My sister-in-law, also a fellow Tennessean from birth, has to travel to Wisconsin frequently to see her medical specialists. She's getting pretty dang good at speaking Wisconsinan (is that right?). I'll have to direct to her this hub so she can speed up the learnin'. :)

moonlake from America on December 01, 2011:

I also have never heard bubbler we call them water fountains. I get after my kids for saying Go With. My husband is from Wisconsin born and raised. I have never heard him say BELIEVE YOU ME. I do say that and I'm from Arkansas. In Northern Wis. they call soda POP and my daughter said when she went to Madison she had to change that everyone made fun of her.
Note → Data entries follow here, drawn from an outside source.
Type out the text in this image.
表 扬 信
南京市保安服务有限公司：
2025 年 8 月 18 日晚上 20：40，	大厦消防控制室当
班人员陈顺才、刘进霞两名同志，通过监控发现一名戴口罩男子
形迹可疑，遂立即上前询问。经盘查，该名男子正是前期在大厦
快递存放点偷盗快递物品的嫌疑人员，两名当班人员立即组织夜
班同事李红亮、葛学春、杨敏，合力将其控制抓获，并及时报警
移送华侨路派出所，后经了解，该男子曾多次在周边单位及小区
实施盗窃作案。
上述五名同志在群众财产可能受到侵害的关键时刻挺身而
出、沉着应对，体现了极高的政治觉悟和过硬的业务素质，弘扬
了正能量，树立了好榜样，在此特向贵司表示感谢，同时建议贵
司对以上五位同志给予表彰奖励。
My friend who was also born and raised here says YOUSE GUYS. Another thing we say here is that we "Go Sliding" instead of Sledding another northern saying.

I have lost so much of my Southern accent and I wish I hadn't.

Really enjoyed your hub.

KathyH (author) from Waukesha, Wisconsin on December 01, 2011:

Hi danoglund! :) I think it depends on the part of Wisconsin one is in, most of these are said around Milwaukee, and I think a few farther South, some are even from Sheboygan! :)

I hadn't heard "Bubbler" either, but then the lady at work asked me where it was, AND, our boys came home from school and said that kids had asked them if they wanted to go for a "bubbler ride" - we had lived in Maryland prior to that, and in North Carolina, and Hawaii and Tacoma, WA.. we've lived all over the place! :)

Don A. Hoglund from Wisconsin Rapids on December 01, 2011:

I never knew those terms were not standard English.Except "bubbler" which I don't think I have ever heard anyone say.There are big mosquitoes here.